MVTCAE : Multiview Correlation Autoencoder

MVTCAE model from Multi-View Representation Learning via Total Correlation Objective.

MVTCAE uses a Product-of-Experts in a similar fashion as the MVAE but without the prior:

\[q_{\phi}(z|X) \sim \prod_j q_{\phi_j}(z|x_j)\]

The MVTCAE loss is derived from a Total Correlation Analysis and writes as follows:

\[\begin{split}\begin{split} \mathcal L(X) &= \frac{M - \alpha}{M}\mathbb{E}_{q_{\phi}(z|X)}\left [\log p_{\theta}(X|z) \right] \\&- \beta \left[(1- \alpha) KL(q_{\phi}(z|X)|| p_{\theta}(z)) + \frac{\alpha}{M} \sum_{j=1}^{M} KL(q_{\phi}(z|X) || q_{\phi_j}(z|x_j) \right] \end{split}\end{split}\]

Although this loss derives from a different analysis, it uses same terms that in the JMVAE model. A \(\beta\) factor weighs the regularization, while the \(\alpha\) parameters is used to ponder the different divergence terms.

Note

For the partially observed setting, we follow the authors’ indications setting the variance for the missing modalities’ decoders to \(\infty\) which amounts to setting the reconstruction loss to 0 for those modalities. The KL terms for missing modalities are also set to 0.

class multivae.models.MVTCAEConfig(n_modalities, latent_dim=10, input_dims=None, uses_likelihood_rescaling=False, rescale_factors=None, decoders_dist=None, decoder_dist_params=None, custom_architectures=<factory>, alpha=0.1, beta=2.5)[source]

This is the base config class for the MVTCAE model from ‘Multi-View Representation Learning via Total Correlation Objective’ Neurips 2021. The code is based on the original implementation that can be found here : https://github.com/gr8joo/MVTCAE/blob/master/run_epochs.py.

Parameters:
  • n_modalities (int) – The number of modalities. Default: None.

  • latent_dim (int) – The dimension of the latent space. Default: None.

  • input_dims (dict[str,tuple]) – The modalities’names (str) and input shapes (tuple).

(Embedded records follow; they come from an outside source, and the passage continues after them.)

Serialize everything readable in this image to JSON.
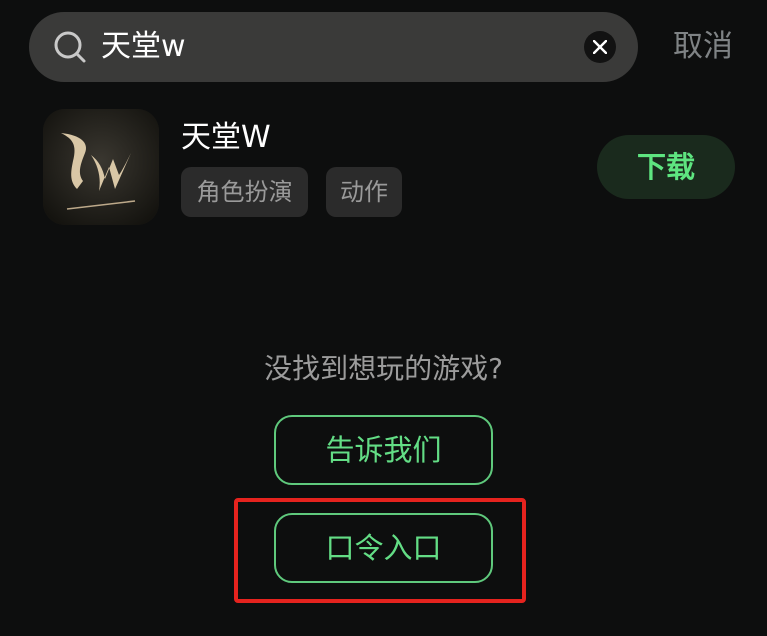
{
  "search": {
    "query": "天堂w",
    "cancel_label": "取消"
  },
  "result": {
    "title": "天堂W",
    "tags": [
      "角色扮演",
      "动作"
    ],
    "download_label": "下载"
  },
  "empty_state": {
    "prompt": "没找到想玩的游戏?",
    "tell_us_label": "告诉我们",
    "code_entry_label": "口令入口"
  },
  "colors": {
    "background": "#0d0e0e",
    "accent_green": "#5ee580",
    "highlight_red": "#e5231e"
  }
}
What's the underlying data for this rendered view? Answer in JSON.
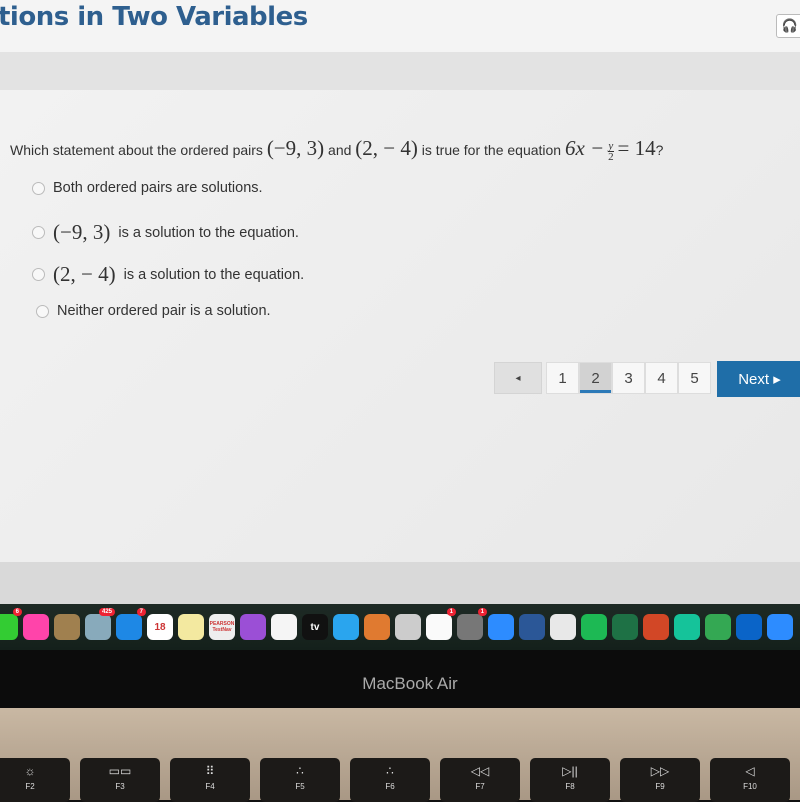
{
  "header": {
    "title": "tions in Two Variables",
    "headset_icon": "headset-icon"
  },
  "question": {
    "text_start": "Which statement about the ordered pairs",
    "pair1": "(−9, 3)",
    "and": "and",
    "pair2": "(2,  − 4)",
    "text_mid": "is true for the equation",
    "eq_left": "6x −",
    "frac_num": "y",
    "frac_den": "2",
    "eq_right": "= 14",
    "qmark": "?"
  },
  "options": [
    {
      "math": "",
      "text": "Both ordered pairs are solutions."
    },
    {
      "math": "(−9, 3)",
      "text": "is a solution to the equation."
    },
    {
      "math": "(2,  − 4)",
      "text": "is a solution to the equation."
    },
    {
      "math": "",
      "text": "Neither ordered pair is a solution."
    }
  ],
  "pagination": {
    "prev": "◂",
    "pages": [
      "1",
      "2",
      "3",
      "4",
      "5"
    ],
    "current": "2",
    "next": "Next ▸"
  },
  "colors": {
    "accent": "#1f6ea8",
    "title": "#2e5f8f"
  },
  "dock": [
    {
      "name": "facetime",
      "color": "#3c3",
      "badge": "6"
    },
    {
      "name": "photos",
      "color": "#f4a",
      "badge": ""
    },
    {
      "name": "notes-brown",
      "color": "#a0804f",
      "badge": ""
    },
    {
      "name": "preview",
      "color": "#8ab",
      "badge": "425"
    },
    {
      "name": "app-store",
      "color": "#1e88e5",
      "badge": "7"
    },
    {
      "name": "calendar",
      "color": "#fff",
      "badge": "",
      "label": "18"
    },
    {
      "name": "notes",
      "color": "#f3e9a0",
      "badge": ""
    },
    {
      "name": "pearson-testnav",
      "color": "#eee",
      "badge": "",
      "label": "PEARSON TestNav"
    },
    {
      "name": "podcasts",
      "color": "#9b4fd6",
      "badge": ""
    },
    {
      "name": "music",
      "color": "#f5f5f5",
      "badge": ""
    },
    {
      "name": "apple-tv",
      "color": "#111",
      "badge": "",
      "label": "tv"
    },
    {
      "name": "messages",
      "color": "#2aa5ee",
      "badge": ""
    },
    {
      "name": "books",
      "color": "#e07a30",
      "badge": ""
    },
    {
      "name": "roblox",
      "color": "#ccc",
      "badge": ""
    },
    {
      "name": "reminders",
      "color": "#fafafa",
      "badge": "1"
    },
    {
      "name": "system-preferences",
      "color": "#777",
      "badge": "1"
    },
    {
      "name": "zoom",
      "color": "#2d8cff",
      "badge": ""
    },
    {
      "name": "word",
      "color": "#2b5797",
      "badge": ""
    },
    {
      "name": "chrome",
      "color": "#e8e8e8",
      "badge": ""
    },
    {
      "name": "spotify",
      "color": "#1db954",
      "badge": ""
    },
    {
      "name": "excel",
      "color": "#1e7145",
      "badge": ""
    },
    {
      "name": "powerpoint",
      "color": "#d24726",
      "badge": ""
    },
    {
      "name": "grammarly",
      "color": "#15c39a",
      "badge": ""
    },
    {
      "name": "google-chat",
      "color": "#34a853",
      "badge": ""
    },
    {
      "name": "outlook",
      "color": "#0a64c8",
      "badge": ""
    },
    {
      "name": "zoom-2",
      "color": "#2d8cff",
      "badge": ""
    }
  ],
  "laptop": {
    "brand": "MacBook Air"
  },
  "keys": [
    {
      "glyph": "☼",
      "label": "F2"
    },
    {
      "glyph": "▭▭",
      "label": "F3"
    },
    {
      "glyph": "⠿",
      "label": "F4"
    },
    {
      "glyph": "∴",
      "label": "F5"
    },
    {
      "glyph": "∴",
      "label": "F6"
    },
    {
      "glyph": "◁◁",
      "label": "F7"
    },
    {
      "glyph": "▷||",
      "label": "F8"
    },
    {
      "glyph": "▷▷",
      "label": "F9"
    },
    {
      "glyph": "◁",
      "label": "F10"
    }
  ]
}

  • uses_likelihood_rescaling (bool) – To mitigate modality collapse, it is possible to use likelihood rescaling. (see : https://proceedings.mlr.press/v162/javaloy22a.html). The inputs_dim must be provided to compute the likelihoods rescalings. It is used in a number of models which is why we include it here. Default to False.

  • rescale_factors (dict[str, float]) – The reconstruction rescaling factors per modality. If None is provided but uses_likelihood_rescaling is True, a default value proportional to the input modality size is computed. Default to None.

  • decoders_dist (Dict[str, Union[function, str]]) – Per modality, you can provide a string in [‘normal’,’bernoulli’,’laplace’]. For Bernoulli distribution, the decoder is expected to output logits. If None is provided, a normal distribution is used for each modality.

  • decoder_dist_params (Dict[str,dict]) – Parameters for the output decoder distributions, for computing the log-probability. For instance, with normal or laplace distribution, you can pass the scale in this dictionary with decoder_dist_params =  {'mod1' : {"scale" : 0.75}}.

  • alpha (float) – The parameter that ponderates the total correlation ratio in the loss. Default to 0.1

  • beta (float) – The parameter that weights the sum of all KLs. Default to 2.5.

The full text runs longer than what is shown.